La differenziazione territoriale dei salari o “gabbie salariali” è sostanzialmente un limite di massimo e minimo degli stipendi rapportato al costo della vita su un determinato territorio. In pratica l’autorizzazione legale per un’azienda a pagare meno i lavoratori che vivono in zone considerate a basso costo della vita.
Questo sistema, che viene adesso sbandierato da diverse parti politiche, non è nuovo per l’Italia. Infatti è stato applicato dal 1954 al 1969, anno in cui è stato abolito per la ferma opposizione dei sindacati. Dal 1954 al 1969 però esistevano le cosiddette “tabelle salariali”, tecnicamente dei differenziali retributivi per macro aree geografiche contemplati dagli accordi interconfederali. In base a questo meccanismo, i livelli salariali erano minori al Sud rispetto al Nord, rispecchiando così il diverso livello del costo della vita.
Chi ne beneficiava? Solo grandi aziende, come la FIAT, che pagavano gli operai del sud meno degli operai al nord. Lo stesso operaio con la stessa qualifica, poteva guadagnare molto meno lavorando a Termini Imerese rispetto a Mirafiori. Al tempo delle gabbie salariali, un’azienda poteva pagare il lavoratore del sud dal 20 al 29% in meno rispetto al lavoratore del nord.
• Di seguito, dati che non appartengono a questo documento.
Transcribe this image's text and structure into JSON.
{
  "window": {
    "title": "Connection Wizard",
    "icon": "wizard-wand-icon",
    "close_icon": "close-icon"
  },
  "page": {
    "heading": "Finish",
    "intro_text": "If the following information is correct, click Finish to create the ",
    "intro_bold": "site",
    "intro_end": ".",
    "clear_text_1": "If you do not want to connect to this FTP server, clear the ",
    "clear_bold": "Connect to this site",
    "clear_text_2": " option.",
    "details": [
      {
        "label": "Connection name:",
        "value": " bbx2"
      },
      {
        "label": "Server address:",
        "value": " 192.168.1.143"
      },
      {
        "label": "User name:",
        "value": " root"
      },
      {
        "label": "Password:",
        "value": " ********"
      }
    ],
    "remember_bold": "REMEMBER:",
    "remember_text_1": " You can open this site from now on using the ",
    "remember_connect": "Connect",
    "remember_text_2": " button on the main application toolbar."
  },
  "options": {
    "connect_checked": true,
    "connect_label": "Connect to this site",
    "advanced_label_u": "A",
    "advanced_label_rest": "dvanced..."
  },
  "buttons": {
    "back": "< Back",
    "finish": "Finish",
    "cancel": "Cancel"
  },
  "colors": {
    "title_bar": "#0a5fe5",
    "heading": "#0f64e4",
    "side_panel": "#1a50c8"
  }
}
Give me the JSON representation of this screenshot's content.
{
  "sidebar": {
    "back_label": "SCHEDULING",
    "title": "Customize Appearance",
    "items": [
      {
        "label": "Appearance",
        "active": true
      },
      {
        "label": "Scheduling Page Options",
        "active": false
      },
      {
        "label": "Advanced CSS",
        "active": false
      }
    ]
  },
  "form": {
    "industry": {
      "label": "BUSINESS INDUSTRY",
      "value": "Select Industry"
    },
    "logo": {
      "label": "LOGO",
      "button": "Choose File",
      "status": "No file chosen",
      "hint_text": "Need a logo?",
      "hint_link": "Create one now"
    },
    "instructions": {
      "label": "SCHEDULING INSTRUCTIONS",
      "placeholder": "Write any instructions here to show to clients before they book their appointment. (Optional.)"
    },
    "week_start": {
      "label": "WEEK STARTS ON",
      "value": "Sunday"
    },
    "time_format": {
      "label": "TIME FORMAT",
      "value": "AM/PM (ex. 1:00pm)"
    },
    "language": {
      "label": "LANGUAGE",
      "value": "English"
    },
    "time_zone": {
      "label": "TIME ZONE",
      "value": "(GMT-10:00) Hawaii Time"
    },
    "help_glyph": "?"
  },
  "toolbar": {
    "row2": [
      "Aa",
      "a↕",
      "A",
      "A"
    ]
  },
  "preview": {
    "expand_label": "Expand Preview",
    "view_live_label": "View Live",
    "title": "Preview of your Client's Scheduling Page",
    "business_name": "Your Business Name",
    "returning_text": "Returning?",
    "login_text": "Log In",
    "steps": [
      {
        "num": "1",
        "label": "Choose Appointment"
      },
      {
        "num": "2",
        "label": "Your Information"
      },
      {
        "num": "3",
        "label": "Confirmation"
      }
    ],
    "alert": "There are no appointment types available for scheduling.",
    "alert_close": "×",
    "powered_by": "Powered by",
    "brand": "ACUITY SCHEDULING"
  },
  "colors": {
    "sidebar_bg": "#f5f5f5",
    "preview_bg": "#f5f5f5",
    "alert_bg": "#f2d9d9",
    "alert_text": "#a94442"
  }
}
Chi non ne beneficiava? I dipendenti. Se infatti il costo della vita al sud, determinato tramite il ‘paniere’ Istat, può risultare inferiore, è anche vero che al sud c’è molta carenza di strutture e servizi. Quindi, se l’operaio di Termini Imerese paga il pacco di pasta 10 cent in meno dell’operaio di Mirafiori, è anche vero però che l’operaio di Termini Imerese, quando ha bisogno una cura specialistica o peggio un’operazione, nella maggioranza dei casi deve rivolgersi a costosi specialisti o alle ASL del nord Italia, con costi nettamente alti da sostenere. Avere lo stipendio decurtato del 20-29% non aiutava 40 anni fa e non aiuterebbe oggi.
Anche dal punto di vista ideologico la questione è sbagliata: l’azienda deve pagare in base al lavoro svolto. E’ sbagliato il concetto di retribuzione legata alle condizioni economiche del lavoratore, altrimenti sulla stessa logica si possono abbassare gli stipendi a coloro che vivono in casa con i genitori, oppure a chi è ricco di famiglia.
Ma il governo italiano, su un’idea della Lega, sostiene invece che «tutti condividono l’esigenza di rapportare retribuzione e costo della vita al territorio. Legare i salari ai diversi livelli del costo della vita fra Sud e Nord risponde a criteri di razionalità economica e di giustizia» (Il Sole 24 Ore, 9 agosto 2009).
La questione è veramente pericolosa, soprattutto per i lavoratori del sud. Se verrà approvato un sistema di questo genere, le condizioni dei lavoratori del sud subiranno un ulteriore affossamento, rendendoli sempre più schiavi e dipendenti, lontani dallo sviluppo concreto che potrebbero invece attuare.